Ada beberapa alasan yang memperkuat asumsi tersebut.
Baca Juga : Wahdi Siradjuddin Terkesan Tidak Menganggap Arinal Djunaidi sebagai Gubernur Lampung
Pertama, Kehadiran Gubernur Jawa Tengah Ganjar Pranowo ke Lampung yang menerima curhatan Kades – Petani di Lampung perihal Peraturan Presiden (Perpres) Nomor 104 Tahun 2021.
Kegiatan ini digelar di di Warkop Waw, Sukadhanam, Bandar Lampung pada Minggu (23/01/2022).
Kedua, ketidakhadiran Gubernur Lampung Arinal Djunaidi pada acara Pembukaan HUT APEKSI beberapa waktu lalu masih menjadi pertanyaan tersendiri oleh publik.
Kegiatan itu dihadiri oleh 58 Walikota di Indonesia dan dibuka oleh Menteri PAN-RB.
Ketiga, Gubernur DKI Jakarta Anies Baswedan meresmikan monumen Sakai Sambayan di Metro.
“Awal tahun lalu di Warkop WAW dengan tuan rumah Wendy Melfa beserta istrinya. Kemudian, minggu lalu di Metro dengan tuan rumah Wali Kota,” kata Pengamat Kebijakan Publik Lampung, Nizwar Affandi, Senin (13/06/2022).
“Kedua-duanya sama-sama memiliki hubungan hierarki struktural dengan Gubernur Arinal.
Yang satu antara Wali Kota dengan Gubernur. Kemudian satunya lagi antara pengurus partai dengan ketua partai,” jelas dia.
“Substansi tindakan pengabaian dan peniadaannya sama saja. Sama-sama tidak menganggap keberadaan Gubernur Arinal,” kata dia.
“Kalau masih ada, kenapa harus Gubernur DKI Jakarta yang meresmikan monumen di Metro?.
Kalau masih ada, kenapa harus Gubernur Jawa Tengah yang menerima keluhan dari APDESI dan petani tembakau Lampung?,” tanya Affan.
“Jangan-jangan memang Lampung ini sudah tidak memiliki Gubernur lagi sehingga semuanya berjalan secara autopilot sebagaimana tulisan saya di April tahun 2020 lalu,” sindir Affan.

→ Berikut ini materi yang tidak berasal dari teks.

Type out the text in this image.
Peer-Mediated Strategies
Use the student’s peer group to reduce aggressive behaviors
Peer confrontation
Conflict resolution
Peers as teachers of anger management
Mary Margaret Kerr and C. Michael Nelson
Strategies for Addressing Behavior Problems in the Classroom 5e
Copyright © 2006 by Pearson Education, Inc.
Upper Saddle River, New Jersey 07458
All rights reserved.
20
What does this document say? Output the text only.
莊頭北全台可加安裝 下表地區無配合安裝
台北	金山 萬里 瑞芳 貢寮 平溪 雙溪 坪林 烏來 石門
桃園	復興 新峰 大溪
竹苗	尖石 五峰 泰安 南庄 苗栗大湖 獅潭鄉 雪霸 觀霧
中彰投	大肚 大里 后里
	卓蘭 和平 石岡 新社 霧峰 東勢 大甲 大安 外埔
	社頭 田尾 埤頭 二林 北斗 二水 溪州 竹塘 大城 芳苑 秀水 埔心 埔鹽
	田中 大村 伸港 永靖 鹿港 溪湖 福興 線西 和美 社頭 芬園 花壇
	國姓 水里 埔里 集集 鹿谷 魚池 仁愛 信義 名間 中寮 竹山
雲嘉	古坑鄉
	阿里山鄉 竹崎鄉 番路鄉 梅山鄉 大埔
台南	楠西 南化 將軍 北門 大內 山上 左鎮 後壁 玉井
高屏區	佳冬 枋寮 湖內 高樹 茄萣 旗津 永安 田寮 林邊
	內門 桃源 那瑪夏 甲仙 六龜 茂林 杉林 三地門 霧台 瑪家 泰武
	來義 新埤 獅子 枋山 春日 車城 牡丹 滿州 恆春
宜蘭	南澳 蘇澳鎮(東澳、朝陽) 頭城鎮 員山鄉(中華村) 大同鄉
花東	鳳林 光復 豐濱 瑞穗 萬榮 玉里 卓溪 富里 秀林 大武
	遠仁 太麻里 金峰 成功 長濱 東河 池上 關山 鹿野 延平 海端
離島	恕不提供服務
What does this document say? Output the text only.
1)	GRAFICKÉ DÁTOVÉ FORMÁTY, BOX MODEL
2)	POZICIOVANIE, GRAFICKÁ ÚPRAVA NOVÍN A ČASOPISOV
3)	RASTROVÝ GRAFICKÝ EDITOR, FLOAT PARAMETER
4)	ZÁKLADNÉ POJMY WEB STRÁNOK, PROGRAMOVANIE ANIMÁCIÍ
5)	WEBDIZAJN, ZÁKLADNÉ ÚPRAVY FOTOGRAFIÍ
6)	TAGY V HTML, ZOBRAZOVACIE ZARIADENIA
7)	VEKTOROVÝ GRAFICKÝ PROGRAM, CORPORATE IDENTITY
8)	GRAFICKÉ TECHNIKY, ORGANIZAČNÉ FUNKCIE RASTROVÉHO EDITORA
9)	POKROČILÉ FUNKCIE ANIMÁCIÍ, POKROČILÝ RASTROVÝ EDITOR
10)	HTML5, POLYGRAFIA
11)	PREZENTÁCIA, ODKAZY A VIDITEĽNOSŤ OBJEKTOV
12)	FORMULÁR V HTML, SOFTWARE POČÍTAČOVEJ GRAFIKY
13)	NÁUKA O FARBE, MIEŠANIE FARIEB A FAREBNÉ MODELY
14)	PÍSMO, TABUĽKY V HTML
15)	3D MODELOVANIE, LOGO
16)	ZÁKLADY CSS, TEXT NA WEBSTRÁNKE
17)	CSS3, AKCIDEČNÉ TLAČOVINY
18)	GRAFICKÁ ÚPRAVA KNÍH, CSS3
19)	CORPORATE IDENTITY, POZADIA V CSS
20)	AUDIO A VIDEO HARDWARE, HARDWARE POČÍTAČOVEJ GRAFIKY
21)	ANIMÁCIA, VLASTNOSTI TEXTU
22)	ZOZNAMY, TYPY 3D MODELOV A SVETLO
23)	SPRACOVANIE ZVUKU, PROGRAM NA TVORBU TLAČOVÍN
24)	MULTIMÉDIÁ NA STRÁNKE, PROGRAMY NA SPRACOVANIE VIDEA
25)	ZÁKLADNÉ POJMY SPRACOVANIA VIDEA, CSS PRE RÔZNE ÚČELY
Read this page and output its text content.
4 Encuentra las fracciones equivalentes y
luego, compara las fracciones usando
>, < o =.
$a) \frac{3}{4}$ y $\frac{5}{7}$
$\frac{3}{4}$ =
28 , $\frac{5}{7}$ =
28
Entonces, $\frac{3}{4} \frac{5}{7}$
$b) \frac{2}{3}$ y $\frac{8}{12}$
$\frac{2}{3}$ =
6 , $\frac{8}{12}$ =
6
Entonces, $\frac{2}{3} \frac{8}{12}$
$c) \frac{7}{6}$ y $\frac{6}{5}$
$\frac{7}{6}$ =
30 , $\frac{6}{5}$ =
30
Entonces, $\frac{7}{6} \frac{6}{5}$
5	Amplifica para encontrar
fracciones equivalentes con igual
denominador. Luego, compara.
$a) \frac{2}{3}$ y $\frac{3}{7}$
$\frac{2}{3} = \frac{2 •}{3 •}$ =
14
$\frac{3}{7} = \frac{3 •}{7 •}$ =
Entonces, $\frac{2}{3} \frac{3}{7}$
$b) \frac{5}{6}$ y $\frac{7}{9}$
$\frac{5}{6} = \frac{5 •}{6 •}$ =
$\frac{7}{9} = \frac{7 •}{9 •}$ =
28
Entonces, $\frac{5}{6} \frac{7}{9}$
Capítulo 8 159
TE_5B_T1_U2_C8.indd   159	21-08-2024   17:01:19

ia berharap Gubernur Lampung Arinal Djunaidi melakukan instropeksi diri mengapa dirinya masih diabaikan dan ditiadakan oleh orang lain.
Padahal ia sudah menjabat sebagai Gubernur Lampung selama tiga tahun lamanya. “Saya khawatir keberadaan beliau selama ini memang tidak begitu dirasakan kehadirannya,” kata dia.
“Bahkan oleh para kepala daerah yg menjadi bawahannya maupun pengurus partai yang diketuainya,” tegas dia.
Baca Juga : Arinal Djunaidi Diminta Akui secara Jantan tidak Mampu Perbaiki BUMD
“Kalau para elit yang masih terhitung dekat dengan dirinya saja tidak merasakan keberadaan beliau,” kata dia.
“Bagaimana mungkin 9 juta rakyat Lampung akan merasakan kehadiran beliau dalam kompleksitas permasalahan hidup mereka?,” pungkas Affan.